Information is improving about the steps that LULUCF projects will need to take for CDM approval, although key uncertainties remain. LULUCF projects were initially thought of as a very low-cost mitigation option, but that situation has already changed. Today, projects must be much more rigorously designed, quantified and verified, and the pending rules governing permanence will almost certainly increase the cost of greenhouse gas credits from LULUCF projects. Instead of costing pennies per tonne of carbon or CO2 sequestered (as the earliest projects were said to do), many high-quality LULUCF projects may cost US$3 to $10 or more per tonne of CO2equivalent (US$10 to $35 per tonne of carbon).1 

A key wildcard in predicting the impact of the greenhouse gas market on forestry is the market value of greenhouse gas credits in general. Even here there are huge uncertainties. Will the Kyoto Protocol enter into force? Will the United States rejoin global climate change mitigation efforts? Will post-2012 emissions reduction targets for industrialized countries be significantly more stringent (creating a greater demand for credits)? Today, greenhouse gas credit prices are still very low (US$1 to $5 per tonne of CO2equivalent). Most observers have assumed that greenhouse gas credit prices will rise with the entry into force of the Kyoto Protocol, but some analysts now estimate that prices will remain very low, at least as long as the United States remains outside the protocol. Far from flooding the market, as many observers initially feared, LULUCF projects may have difficulty competing in a market characterized by such low prices.

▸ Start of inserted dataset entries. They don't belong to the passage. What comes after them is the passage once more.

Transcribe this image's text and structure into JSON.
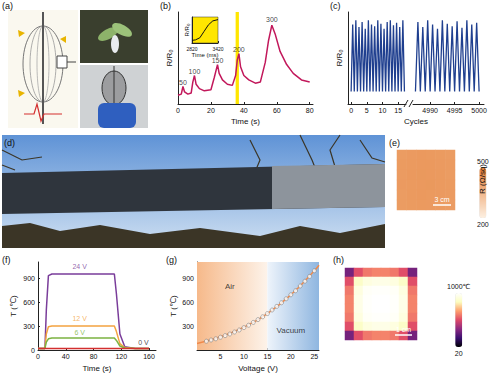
{
  "images": [
    {
      "title": "(a)"
    },
    {
      "title": "(d)"
    }
  ],
  "chart_data": [
    {
      "type": "line",
      "title": "(b)",
      "xlabel": "Time (s)",
      "ylabel": "R/R₀",
      "color": "#c2185b",
      "x": [
        0,
        2,
        3,
        4,
        6,
        8,
        9,
        10,
        11,
        13,
        16,
        20,
        22,
        24,
        25,
        27,
        30,
        33,
        35,
        36,
        37,
        38,
        40,
        43,
        47,
        50,
        53,
        55,
        57,
        59,
        62,
        66,
        70,
        75,
        80
      ],
      "values": [
        1.0,
        1.05,
        1.4,
        1.15,
        1.05,
        1.1,
        1.6,
        1.9,
        1.5,
        1.3,
        1.2,
        1.25,
        1.8,
        2.4,
        2.0,
        1.7,
        1.5,
        1.45,
        1.9,
        2.6,
        2.9,
        2.3,
        1.9,
        1.7,
        1.55,
        1.6,
        2.5,
        3.5,
        4.2,
        3.8,
        3.0,
        2.4,
        2.0,
        1.7,
        1.6
      ],
      "xlim": [
        0,
        82
      ],
      "xticks": [
        0,
        20,
        40,
        60,
        80
      ],
      "ylim": [
        0.6,
        4.8
      ],
      "tick_labels": "x",
      "annotations": [
        {
          "text": "50",
          "x": 3,
          "y": 1.6
        },
        {
          "text": "100",
          "x": 10,
          "y": 2.1
        },
        {
          "text": "150",
          "x": 24,
          "y": 2.6
        },
        {
          "text": "200",
          "x": 37,
          "y": 3.1
        },
        {
          "text": "300",
          "x": 57,
          "y": 4.45
        }
      ],
      "highlight": {
        "x": [
          35,
          37
        ],
        "color": "#ffe600"
      },
      "inset": {
        "type": "line",
        "xlabel": "Time (ms)",
        "ylabel": "R/R₀",
        "color": "#111111",
        "x": [
          2820,
          2900,
          3000,
          3100,
          3200,
          3300,
          3420
        ],
        "values": [
          0.1,
          0.12,
          0.2,
          0.45,
          0.7,
          0.85,
          0.9
        ],
        "xlim": [
          2820,
          3420
        ],
        "xticks": [
          2820,
          3420
        ],
        "ylim": [
          0,
          1
        ],
        "tick_labels": "x"
      }
    },
    {
      "type": "line",
      "title": "(c)",
      "xlabel": "Cycles",
      "ylabel": "R/R₀",
      "color": "#1f3f8f",
      "ylim": [
        0,
        1.1
      ],
      "tick_labels": "x",
      "segments": [
        {
          "x": [
            0,
            0.5,
            1,
            1.5,
            2,
            2.5,
            3,
            3.5,
            4,
            4.5,
            5,
            5.5,
            6,
            6.5,
            7,
            7.5,
            8,
            8.5,
            9,
            9.5,
            10,
            10.5,
            11,
            11.5,
            12,
            12.5,
            13,
            13.5,
            14,
            14.5,
            15,
            15.5,
            16,
            16.5,
            17
          ],
          "values": [
            0.15,
            0.95,
            0.15,
            1.0,
            0.15,
            0.92,
            0.15,
            0.98,
            0.15,
            0.9,
            0.15,
            1.0,
            0.15,
            0.95,
            0.15,
            0.93,
            0.15,
            1.0,
            0.15,
            0.96,
            0.15,
            0.9,
            0.15,
            0.98,
            0.15,
            1.0,
            0.15,
            0.94,
            0.15,
            0.97,
            0.15,
            0.92,
            0.15,
            1.0,
            0.15
          ],
          "xlim": [
            -1,
            17.5
          ],
          "xticks": [
            0,
            5,
            10,
            15
          ]
        },
        {
          "x": [
            4987,
            4987.5,
            4988,
            4988.5,
            4989,
            4989.5,
            4990,
            4990.5,
            4991,
            4991.5,
            4992,
            4992.5,
            4993,
            4993.5,
            4994,
            4994.5,
            4995,
            4995.5,
            4996,
            4996.5,
            4997,
            4997.5,
            4998,
            4998.5,
            4999,
            4999.5,
            5000
          ],
          "values": [
            0.15,
            0.98,
            0.15,
            0.92,
            0.15,
            1.0,
            0.15,
            0.95,
            0.15,
            0.9,
            0.15,
            1.0,
            0.15,
            0.96,
            0.15,
            0.93,
            0.15,
            0.99,
            0.15,
            0.91,
            0.15,
            1.0,
            0.15,
            0.95,
            0.15,
            0.97,
            0.15
          ],
          "xlim": [
            4986.5,
            5001
          ],
          "xticks": [
            4990,
            4995,
            5000
          ]
        }
      ]
    },
    {
      "type": "heatmap",
      "title": "(e)",
      "cells": [
        [
          424,
          427,
          430,
          428,
          426,
          423
        ],
        [
          426,
          429,
          431,
          430,
          427,
          425
        ],
        [
          425,
          430,
          432,
          431,
          428,
          424
        ],
        [
          427,
          429,
          431,
          432,
          429,
          426
        ],
        [
          424,
          428,
          430,
          429,
          427,
          425
        ],
        [
          423,
          426,
          428,
          427,
          425,
          422
        ]
      ],
      "colorbar": {
        "range": [
          200,
          500
        ],
        "ticks": [
          200,
          500
        ],
        "label": "R (Ω/sq)"
      },
      "scale_bar": "3 cm"
    },
    {
      "type": "line",
      "title": "(f)",
      "xlabel": "Time (s)",
      "ylabel": "T (℃)",
      "x": [
        0,
        10,
        12,
        15,
        20,
        40,
        60,
        80,
        100,
        110,
        113,
        118,
        125,
        140,
        160
      ],
      "series": [
        {
          "color": "#7a3d9a",
          "values": [
            20,
            20,
            500,
            930,
            950,
            950,
            950,
            950,
            950,
            950,
            700,
            200,
            40,
            20,
            20
          ]
        },
        {
          "color": "#f4a340",
          "values": [
            20,
            20,
            200,
            290,
            300,
            300,
            300,
            300,
            300,
            300,
            230,
            80,
            30,
            20,
            20
          ]
        },
        {
          "color": "#7cb342",
          "values": [
            20,
            20,
            100,
            140,
            150,
            150,
            150,
            150,
            150,
            150,
            120,
            50,
            25,
            20,
            20
          ]
        },
        {
          "color": "#d32f2f",
          "values": [
            20,
            20,
            20,
            20,
            20,
            20,
            20,
            20,
            20,
            20,
            20,
            20,
            20,
            20,
            20
          ]
        }
      ],
      "xlim": [
        0,
        170
      ],
      "xticks": [
        0,
        40,
        80,
        120,
        160
      ],
      "ylim": [
        0,
        1100
      ],
      "yticks": [
        0,
        300,
        600,
        900
      ],
      "annotations": [
        {
          "text": "24 V",
          "x": 60,
          "y": 1040,
          "color": "#7a3d9a"
        },
        {
          "text": "12 V",
          "x": 60,
          "y": 390,
          "color": "#f4a340"
        },
        {
          "text": "6 V",
          "x": 60,
          "y": 218,
          "color": "#7cb342"
        },
        {
          "text": "0 V",
          "x": 152,
          "y": 90,
          "color": "#222222"
        }
      ]
    },
    {
      "type": "scatter",
      "title": "(g)",
      "xlabel": "Voltage (V)",
      "ylabel": "T (℃)",
      "series": [
        {
          "type": "scatter",
          "marker": "circle",
          "color": "#ffffff",
          "x": [
            2,
            3,
            4,
            5,
            6,
            7,
            8,
            9,
            10,
            11,
            12,
            13,
            14,
            15,
            16,
            17,
            18,
            19,
            20,
            21,
            22,
            23,
            24,
            25
          ],
          "values": [
            110,
            125,
            140,
            160,
            180,
            200,
            225,
            250,
            280,
            310,
            345,
            380,
            415,
            455,
            500,
            545,
            590,
            640,
            690,
            740,
            800,
            860,
            920,
            990
          ]
        },
        {
          "type": "line",
          "color": "#f08a4b",
          "x": [
            0,
            5,
            10,
            15,
            20,
            25,
            26
          ],
          "values": [
            80,
            165,
            285,
            455,
            690,
            990,
            1060
          ]
        }
      ],
      "regions": [
        {
          "x": [
            0,
            15
          ],
          "color": "#f6b98a"
        },
        {
          "x": [
            15,
            26
          ],
          "color": "#8fb6e0"
        }
      ],
      "xlim": [
        0,
        26
      ],
      "xticks": [
        5,
        10,
        15,
        20,
        25
      ],
      "ylim": [
        0,
        1100
      ],
      "yticks": [
        300,
        600,
        900
      ],
      "annotations": [
        {
          "text": "Air",
          "x": 7,
          "y": 800
        },
        {
          "text": "Vacuum",
          "x": 20,
          "y": 250
        }
      ]
    },
    {
      "type": "heatmap",
      "title": "(h)",
      "cells": [
        [
          300,
          520,
          600,
          620,
          620,
          600,
          520,
          300
        ],
        [
          520,
          860,
          920,
          940,
          940,
          920,
          860,
          520
        ],
        [
          600,
          920,
          980,
          990,
          990,
          980,
          920,
          600
        ],
        [
          620,
          940,
          990,
          1000,
          1000,
          990,
          940,
          620
        ],
        [
          620,
          940,
          990,
          1000,
          1000,
          990,
          940,
          620
        ],
        [
          600,
          920,
          980,
          990,
          990,
          980,
          920,
          600
        ],
        [
          520,
          860,
          920,
          940,
          940,
          920,
          860,
          520
        ],
        [
          300,
          520,
          600,
          620,
          620,
          600,
          520,
          300
        ]
      ],
      "colorbar": {
        "range": [
          20,
          1000
        ],
        "ticks": [
          20,
          {
            "value": 1000,
            "label": "1000℃"
          }
        ]
      },
      "scale_bar": "1 cm"
    }
  ]
}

The challenges of looking to the greenhouse gas market to promote forestry-sector projects in the near term are evident. The up-front costs of positioning a project for the CDM will often be significant, and the financial returns modest. The promise of the greenhouse gas market as a source of billions of dollars of new forestry-sector funding will almost certainly remain unfulfilled for the foreseeable future. Nevertheless, some well-positioned forestry projects will be able to take advantage of the developing greenhouse gas market in the near term.

The project area of the Guaraqueçaba Climate Action Project in Brazil, which purchases buffalo ranches in selected areas for the purpose of restoring degraded pastures to forest cover

GUARAQUEÇABA CLIMATE ACTION PROJECT



1 Although foresters think in terms of carbon, the unit of currency in the market is CO2or, given that there are six potential gases involved, CO2equivalent. To convert from US$ per tonne of CO2to US$ per tonne of carbon, multiply by 3.67.